Not knowing how much money you are likely to take home at the end of a full day’s work is not an attractive proposition either. “I know with unemployment that I will receive $ 900 each week; the check will be in the mail, ”said Andrés, an Uber driver who passed Instacart and Shipt during the height of the pandemic. Choosing that reliability over constantly playing “guess how many bananas it would take to earn minimum wage” seems like a no-brainer to you. Who would want to voluntarily return to that, he asked?

However, the looming cut in unemployment benefits has left some workers in a difficult situation. Takarah, a house cleaner in Taskrabbit, used up much of her savings early in the pandemic when cleaning jobs suddenly disappeared and she relied on unemployment checks. “I know that nothing will return to normal,” he said, but hoped to find something stable now that he is worse off economically than when the pandemic began.

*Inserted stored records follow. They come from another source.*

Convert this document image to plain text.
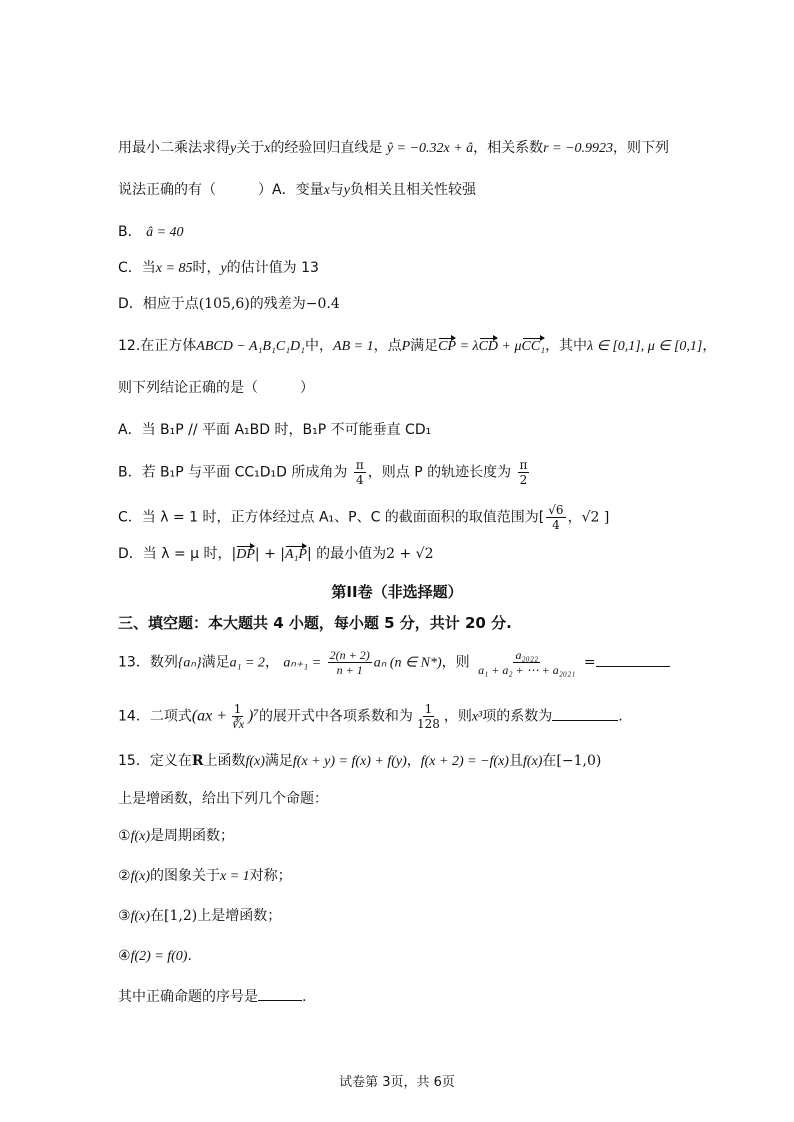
用最小二乘法求得y关于x的经验回归直线是 ŷ = −0.32x + â，相关系数r = −0.9923，则下列
说法正确的有（　　　）A．变量x与y负相关且相关性较强
B． â = 40
C．当x = 85时，y的估计值为 13
D．相应于点(105,6)的残差为−0.4
12.在正方体ABCD − A₁B₁C₁D₁中，AB = 1，点P满足CP = λCD + μCC₁，其中λ ∈ [0,1], μ ∈ [0,1]，
则下列结论正确的是（　　　）
A．当 B₁P // 平面 A₁BD 时，B₁P 不可能垂直 CD₁
B．若 B₁P 与平面 CC₁D₁D 所成角为 $\frac{\pi}{4}$ ，则点 P 的轨迹长度为 $\frac{\pi}{2}$
C．当 λ = 1 时，正方体经过点 A₁、P、C 的截面面积的取值范围为[ $\frac{√6}{4}$ ，√2 ]
D．当 λ = μ 时，|DP| + |A₁P| 的最小值为2 + √2
第II卷（非选择题）
三、填空题：本大题共 4 小题，每小题 5 分，共计 20 分.
13．数列{aₙ}满足a₁ = 2， $a_{n+1} = \frac{2(n + 2)}{n + 1}$ aₙ (n ∈ N*)，则 $\frac{\text{a₂₀₂₂}}{\text{a₁ + a₂ + ⋯ + a₂₀₂₁}}$ =
14．二项式$(ax + \frac{1}{∛x} )^7$的展开式中各项系数和为 $\frac{1}{128}$ ，则x³项的系数为	.
15．定义在R上函数f(x)满足f(x + y) = f(x) + f(y)，f(x + 2) = −f(x)且f(x)在[−1,0)
上是增函数，给出下列几个命题：
①f(x)是周期函数；
②f(x)的图象关于x = 1对称；
③f(x)在[1,2)上是增函数；
④f(2) = f(0).
其中正确命题的序号是	.
试卷第 3页，共 6页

The treatment of workers during the pandemic has also made many workers wonder why they should work for companies that do not value their loyalty or effort. Workers report feeling abandoned and dry, “alone on the road without support,” as one driver put it. Uber closed its driver centers and cut rates per mile; Shipt and Instacart oversaturated the market without warning. Some have rightly expressed a feeling of betrayal over their treatment: “We were doing the work for the people because they didn’t want to put their health at risk; we put ours at risk for them. They returned the favor by giving us a pay cut, ”said a delivery worker.

Elsewhere, concert workers are evaluating the health risks of “getting back to normal.” Omar, a transportation driver in Florida, said that although he was vaccinated, he was nervous about Uber removing the mask requirements. .

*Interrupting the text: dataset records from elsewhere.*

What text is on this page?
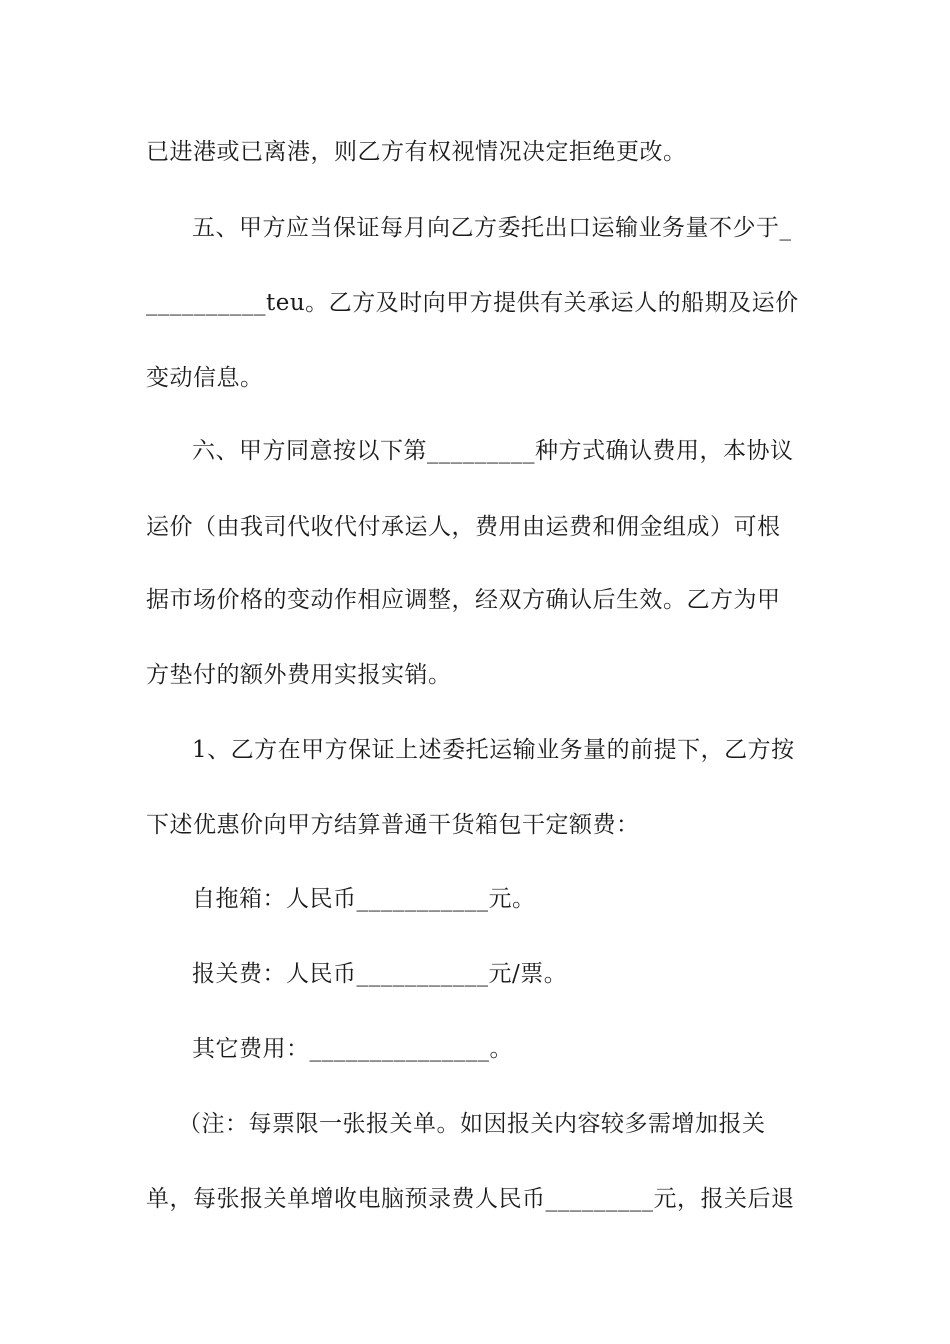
已进港或已离港，则乙方有权视情况决定拒绝更改。
五、甲方应当保证每月向乙方委托出口运输业务量不少于_
__________teu。乙方及时向甲方提供有关承运人的船期及运价
变动信息。
六、甲方同意按以下第_________种方式确认费用，本协议
运价（由我司代收代付承运人，费用由运费和佣金组成）可根
据市场价格的变动作相应调整，经双方确认后生效。乙方为甲
方垫付的额外费用实报实销。
1、乙方在甲方保证上述委托运输业务量的前提下，乙方按
下述优惠价向甲方结算普通干货箱包干定额费：
自拖箱：人民币___________元。
报关费：人民币___________元/票。
其它费用：_______________。
（注：每票限一张报关单。如因报关内容较多需增加报关
单，每张报关单增收电脑预录费人民币_________元，报关后退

He hopes Uber will consult with drivers before doing so, but he’s not very hopeful given the company’s historic treatment of drivers. Reflecting on the past year, she realized that asking customers to wear a mask was perhaps the first time she remembered Uber advocating for the well-being of drivers. That made us feel good, said another driver, as if for once Uber also cared about our health.

Our research further confirms that by not returning to work immediately, these workers show us that they are fed up with the instability of cyclical firings and hires. With playing games to earn a living wage and expose yourself to health risks. With being at the mercy of algorithmic changes as they take all the risk without having a say in the design of the system.

The pandemic magnified many aspects of live work that have always been unsustainable. We can no longer send workers every day to such a troubled workplace. Longer-term solutions are needed that respond to the needs of workers upon their return: a salary that rewards their efforts, a transparent and reliable pay scale, and company policies that do not consider them expendable.

Reflecting on her experience of being constantly disappointed by the platform she risked her health for, Kai, a Shipt worker from North Carolina, reflected, “I feel like it will come back to me … maybe in my next life.”

It’s time to reimburse workers for their essential services in this life, not the next.